ExaGrid says it exceeds 3,600 customers in latest quarterly trading update

Privately owned ExaGrid has reported a double-digit growth quarter with its customer count passing 3,600.

This purpose-built backup appliance (PBBA) maker was launched 20 years ago and has raised a total of $107 million in funding, with the last round bringing $10.6 million in 2011. It has been effectively self-funding since then and is cash-positive. 

ExaGrid president and CEO Bill Andrews claimed: “ExaGrid’s continued momentum results from a highly differentiated product with a 75 percent competitive win rate and the ongoing expansion of our sales team and working with our channel partners across the globe.”

It competes with Dell’s PowerProtect, Quantum’s DXi, and HPE’s StoreOnce. It deduplicates incoming backup data but does so globally across a set of customer’s appliances, unlike PowerProtect, which deduplicates on a per-box basis. ExaGrid also takes in fresh backup data and stores it in undeduplicated form in a so-called Landing Zone. This is both to speed ingest and to have faster restore for the most recent backups as no rehydration is required.

ExaGrid told us it grew 20 percent year-on-year in calendar Q3 quarter and gained 153 new customers. Among these were 43 contracts signed that are worth six or seven figures in revenue terms. We have tabulated the numbers from two years’ worth of these releases about its momentum to show the overall picture:

ExaGrid results
Blocks & Files table

Andrews claimed: “ExaGrid has the best cost up front and over time, the fastest backup and restore performance, the ability to recover from a natural or man-made site disaster, and the ability to recover data after a ransomware attack, which remains top of mind in today’s world.”
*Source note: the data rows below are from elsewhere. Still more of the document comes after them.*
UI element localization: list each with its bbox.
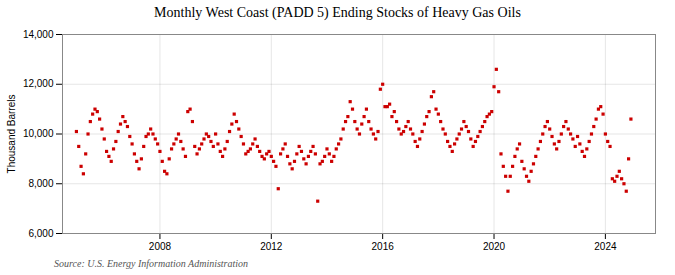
svg-text:12,000: 12,000: [23, 78, 54, 89]
svg-text:2024: 2024: [594, 241, 617, 252]
svg-text:6,000: 6,000: [28, 228, 53, 239]
svg-text:2016: 2016: [372, 241, 395, 252]
svg-text:14,000: 14,000: [23, 29, 54, 40]
html-text:Monthly West Coast (PADD 5) En: Monthly West Coast (PADD 5) Ending Stock…: [154, 5, 521, 20]
svg-text:2020: 2020: [483, 241, 506, 252]
svg-text:2008: 2008: [149, 241, 172, 252]
svg-text:8,000: 8,000: [28, 178, 53, 189]
svg-text:10,000: 10,000: [23, 128, 54, 139]
svg-text:2012: 2012: [260, 241, 283, 252]
html-text:Source: U.S. Energy Informatio: Source: U.S. Energy Information Administ…: [54, 258, 249, 269]
svg-text:Thousand Barrels: Thousand Barrels: [6, 95, 17, 174]
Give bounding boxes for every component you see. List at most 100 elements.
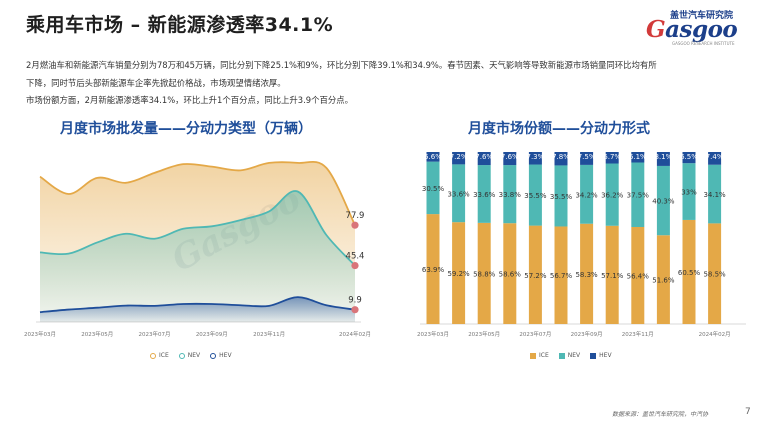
legend-item-hev: HEV	[210, 352, 232, 359]
right-chart-title: 月度市场份额——分动力形式	[468, 121, 650, 137]
bar-segment-ice	[503, 223, 517, 324]
data-label-nev: 30.5%	[422, 185, 445, 193]
data-label-hev: 5.6%	[424, 153, 442, 161]
bar-segment-hev	[554, 152, 568, 166]
bar-segment-hev	[452, 152, 466, 165]
legend-label-nev: NEV	[567, 352, 581, 359]
logo-en-text: Gasgoo	[646, 16, 738, 43]
end-point-ice	[351, 221, 359, 229]
legend-item-nev: NEV	[178, 352, 201, 359]
description-line-3: 市场份额方面，2月新能源渗透率34.1%，环比上升1个百分点，同比上升3.9个百…	[26, 95, 353, 105]
bar-segment-hev	[503, 152, 517, 166]
area-hev	[40, 297, 355, 322]
data-label-ice: 58.8%	[473, 270, 496, 278]
data-label-ice: 56.7%	[550, 272, 573, 280]
data-label-ice: 56.4%	[627, 272, 650, 280]
bar-segment-ice	[452, 222, 466, 324]
legend-item-ice: ICE	[530, 352, 549, 359]
bar-segment-hev	[477, 152, 491, 166]
legend-item-ice: ICE	[150, 352, 169, 359]
bar-segment-nev	[656, 165, 670, 236]
legend-item-hev: HEV	[590, 352, 612, 359]
data-label-nev: 34.2%	[575, 191, 598, 199]
legend-label-nev: NEV	[187, 352, 201, 359]
bar-segment-ice	[656, 235, 670, 324]
data-label-nev: 35.5%	[524, 192, 547, 200]
data-label-nev: 33.6%	[473, 191, 496, 199]
page-number: 7	[745, 407, 751, 417]
bar-segment-hev	[682, 152, 696, 164]
end-point-nev	[351, 261, 359, 270]
legend-label-ice: ICE	[539, 352, 549, 359]
logo-tagline: GASGOO RESEARCH INSTITUTE	[672, 41, 735, 46]
x-tick-label: 2023年07月	[139, 330, 171, 338]
end-label-hev: 9.9	[348, 296, 362, 306]
data-label-hev: 6.7%	[603, 153, 621, 161]
x-tick-label: 2023年09月	[571, 330, 603, 338]
bar-segment-nev	[503, 165, 517, 224]
data-label-ice: 57.2%	[524, 272, 547, 280]
data-label-nev: 40.3%	[652, 198, 675, 206]
data-label-nev: 33.8%	[499, 191, 522, 199]
bar-segment-nev	[708, 164, 722, 224]
x-tick-label: 2023年05月	[81, 330, 113, 338]
data-label-nev: 36.2%	[601, 192, 624, 200]
bar-segment-nev	[631, 162, 645, 227]
bar-segment-ice	[554, 226, 568, 324]
bar-segment-ice	[682, 219, 696, 324]
x-tick-label: 2023年09月	[196, 330, 228, 338]
bar-segment-nev	[452, 164, 466, 223]
data-label-hev: 7.3%	[527, 153, 545, 161]
bar-segment-ice	[631, 226, 645, 324]
bar-segment-nev	[528, 164, 542, 226]
data-label-ice: 51.6%	[652, 277, 675, 285]
legend-swatch-ice	[530, 352, 536, 359]
legend-marker-ice	[150, 352, 156, 359]
data-label-nev: 35.5%	[550, 193, 573, 201]
data-label-hev: 7.6%	[475, 153, 493, 161]
bar-segment-nev	[682, 163, 696, 220]
bar-segment-nev	[477, 165, 491, 223]
data-label-ice: 60.5%	[678, 269, 701, 277]
data-label-hev: 7.2%	[450, 153, 468, 161]
bar-segment-hev	[426, 152, 440, 162]
x-tick-label: 2024年02月	[339, 330, 371, 338]
description-line-2: 下降，同时节后头部新能源车企率先掀起价格战，市场观望情绪浓厚。	[26, 77, 286, 88]
bar-segment-hev	[605, 152, 619, 164]
bar-segment-nev	[580, 164, 594, 224]
logo-en-g: G	[646, 16, 666, 43]
data-label-nev: 34.1%	[703, 191, 726, 199]
end-point-hev	[351, 306, 359, 314]
bar-segment-hev	[631, 152, 645, 163]
bar-segment-hev	[708, 152, 722, 165]
data-label-ice: 58.3%	[575, 271, 598, 279]
legend-label-hev: HEV	[599, 352, 612, 359]
data-label-nev: 33%	[681, 189, 697, 197]
bar-segment-hev	[656, 152, 670, 166]
legend-swatch-hev	[590, 352, 597, 359]
data-label-ice: 63.9%	[422, 266, 445, 274]
data-label-hev: 6.1%	[629, 153, 647, 161]
x-tick-label: 2023年11月	[253, 330, 285, 338]
right-chart-legend: ICE NEV HEV	[530, 352, 612, 359]
data-label-nev: 33.6%	[447, 190, 470, 198]
bar-segment-hev	[528, 152, 542, 165]
legend-item-nev: NEV	[558, 352, 581, 359]
description-line-1: 2月燃油车和新能源汽车销量分别为78万和45万辆，同比分别下降25.1%和9%，…	[26, 60, 657, 70]
data-label-ice: 58.5%	[703, 271, 726, 279]
left-chart-legend: ICE NEV HEV	[150, 352, 232, 359]
end-label-nev: 45.4	[346, 252, 365, 262]
data-label-nev: 37.5%	[627, 192, 650, 200]
description: 2月燃油车和新能源汽车销量分别为78万和45万辆，同比分别下降25.1%和9%，…	[26, 57, 738, 110]
end-label-ice: 77.9	[346, 211, 365, 221]
bar-segment-ice	[426, 214, 440, 324]
legend-marker-nev	[178, 352, 185, 359]
bar-segment-ice	[708, 223, 722, 324]
data-label-hev: 7.5%	[578, 153, 596, 161]
data-label-hev: 7.8%	[552, 153, 570, 161]
gasgoo-logo: 盖世汽车研究院 Gasgoo GASGOO RESEARCH INSTITUTE	[642, 8, 742, 48]
bar-segment-nev	[605, 163, 619, 226]
bar-segment-ice	[580, 223, 594, 324]
data-label-hev: 6.5%	[680, 153, 698, 161]
x-tick-label: 2023年03月	[417, 330, 449, 338]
The mainstream PBBA market is mature and stable. General development of the technology is incremental at the component level with no major architectural advances; it is basically about upgrading to larger capacity disk drives during refresh cycles and bumping up the controller CPU power and DRAM.

ExaGrid’s sales pitch centres on the landing zone, fast restore, scale-out characteristics, and global dedupe.

There is a developing high-end PBBA market with all-flash or memory-cached systems providing a new ultra-fast restore technology niche. Think of Pure’s pioneering FlashBlade, VAST Data’s Universal Storage system, StorONE, and the memory-cached InfiniGuard system from Infinidat. There is no general sign yet that this more expensive architecture has any appeal to the mainstream PBBA market inhabited by ExaGrid, Dell, HPE, and Quantum.

We think that in the next couple of years we will see the mainstream PBBA suppliers start to adopt SSDs in response to Pure and its followers. PLC (5bits/cell) flash could spur this if it is used in SSDs. If we envisage a PowerProtect system using SSDs for some or all of its storage, its ingest and restore speed could match or beat ExaGrid, particularly if NVMe SSDs are used. That could drive ExaGrid to respond in kind.